Aníbal Brizuela vient de s’éteindre en Argentine, à l’âge de 84 ans, après plus d’un demi-siècle d’internement psychiatrique. Encore peu connu sous nos latitudes, il est pourtant la figure majeure de l’art brut argentin et sa renommée a dépassé, là-bas, le cercle des seuls spécialistes de ce domaine. Son oeuvre a ainsi fait l’objet de plusieurs expositions dans des haut-lieux d’art contemporain, d’un long métrage documentaire et, plus récemment, d’une monographie.
On ne lui connaissait aucune famille et les circonstances l’ayant conduit à passer quarante années parmi plus de sept-cents autres patients à l’hôpital psychiatrique d’Oliveros demeurent obscures. La genèse de sa création est tout autant immémoriale et ce n’est qu’à la faveur de sa reconnaissance tardive, et des ventes d’oeuvres qui en ont découlé, qu’il passera la dernière décennie de sa vie dans une petite communauté thérapeutique plus accueillante.
Quelle était l’idiosyncrasie d’Aníbal ? Si la démarche relevait initialement du dazibao – puisqu’il cherchait avant tout à interpeler le passant en affichant ses dessins dans les couloirs de l’hôpital – les motifs géométriques subtilement décentrés, comme la typographie acérée, relevaient manifestement d’une grammaire formelle plus privée.

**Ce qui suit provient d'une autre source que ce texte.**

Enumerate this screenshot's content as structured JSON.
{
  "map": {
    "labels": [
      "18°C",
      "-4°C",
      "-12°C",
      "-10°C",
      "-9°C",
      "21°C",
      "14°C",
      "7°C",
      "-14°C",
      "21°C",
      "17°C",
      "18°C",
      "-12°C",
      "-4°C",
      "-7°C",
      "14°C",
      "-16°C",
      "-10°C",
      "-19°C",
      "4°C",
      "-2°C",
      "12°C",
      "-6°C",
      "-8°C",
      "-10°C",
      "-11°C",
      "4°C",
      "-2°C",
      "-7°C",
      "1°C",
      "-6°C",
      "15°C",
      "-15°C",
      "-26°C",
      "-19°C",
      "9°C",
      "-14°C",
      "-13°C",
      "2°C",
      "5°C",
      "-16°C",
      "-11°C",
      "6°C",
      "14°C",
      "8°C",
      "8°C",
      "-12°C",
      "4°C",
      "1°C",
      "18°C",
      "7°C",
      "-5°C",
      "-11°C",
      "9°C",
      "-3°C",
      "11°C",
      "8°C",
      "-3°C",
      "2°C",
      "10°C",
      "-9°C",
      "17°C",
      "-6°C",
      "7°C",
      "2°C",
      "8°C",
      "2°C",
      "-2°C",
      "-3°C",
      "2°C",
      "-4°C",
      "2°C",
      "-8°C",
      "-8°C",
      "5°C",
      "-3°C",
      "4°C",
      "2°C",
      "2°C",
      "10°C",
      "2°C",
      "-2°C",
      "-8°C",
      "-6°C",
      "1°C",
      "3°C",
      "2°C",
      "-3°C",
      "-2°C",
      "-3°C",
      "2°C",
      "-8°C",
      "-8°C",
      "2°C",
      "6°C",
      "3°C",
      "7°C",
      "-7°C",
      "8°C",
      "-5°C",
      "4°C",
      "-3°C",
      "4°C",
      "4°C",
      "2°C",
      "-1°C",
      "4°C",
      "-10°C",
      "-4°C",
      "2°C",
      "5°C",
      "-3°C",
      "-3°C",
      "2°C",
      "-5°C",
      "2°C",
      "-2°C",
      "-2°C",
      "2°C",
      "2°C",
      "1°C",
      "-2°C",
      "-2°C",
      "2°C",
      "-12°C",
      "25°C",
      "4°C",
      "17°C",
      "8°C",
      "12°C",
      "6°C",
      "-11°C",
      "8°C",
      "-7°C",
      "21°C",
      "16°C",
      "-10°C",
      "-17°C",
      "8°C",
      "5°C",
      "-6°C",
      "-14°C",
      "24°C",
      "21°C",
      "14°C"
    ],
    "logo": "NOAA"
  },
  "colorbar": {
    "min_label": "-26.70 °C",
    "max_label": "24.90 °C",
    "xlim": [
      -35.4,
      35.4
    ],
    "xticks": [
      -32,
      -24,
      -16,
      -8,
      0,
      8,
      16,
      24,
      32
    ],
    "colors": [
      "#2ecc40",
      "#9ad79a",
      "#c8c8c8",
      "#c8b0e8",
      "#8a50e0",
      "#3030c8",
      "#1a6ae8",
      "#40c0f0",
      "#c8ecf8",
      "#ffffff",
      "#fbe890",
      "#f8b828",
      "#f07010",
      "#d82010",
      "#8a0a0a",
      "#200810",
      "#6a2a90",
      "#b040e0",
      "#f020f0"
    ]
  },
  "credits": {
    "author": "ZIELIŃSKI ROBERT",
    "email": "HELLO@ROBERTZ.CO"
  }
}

Pour ne pas dire absconse. Car Brizuela cultivait l’ellipse, scandant des mots et des acronymes, souvent sans lien apparent, tantôt menaçants, tantôt invocatoires. Tandis que les dessins surgis de sa
petite iconothèque personnelle – armes, croix, cercueils, seringues, têtes – en soulignaient le propos.
Sans que l’on sache vraiment si ce foisonnement polysémique devait rendre compte du désordre du monde, ou si ces antagonismes qui l’ébranlent n’étaient pas davantage le reflet du trouble dont Aníbal cherchait à se libérer par la conjuration. À moins que ce ne fut une forme de résilience hautement poétique, mêlant la Vierge noire, convoquée ici ou là, au souvenir de l’expérience extraterrestre que l’artiste fit, plus jeune : « Un jour, je pêchais au bord de la rivière et j’ai vu une soucoupe volante. (…) J’ai regardé ma canne à pêche et lorsque j’ai relevé les yeux, elle n’était plus là. (…) Quand je ferme les yeux, le sanctuaire apparaît. Les chiens n’entrent pas. Les lumières s’éteignent et les portes s’ouvrent. À l’intérieur, les formes. Elles bougent toutes seules. Elles sont connectées et elles me connectent. »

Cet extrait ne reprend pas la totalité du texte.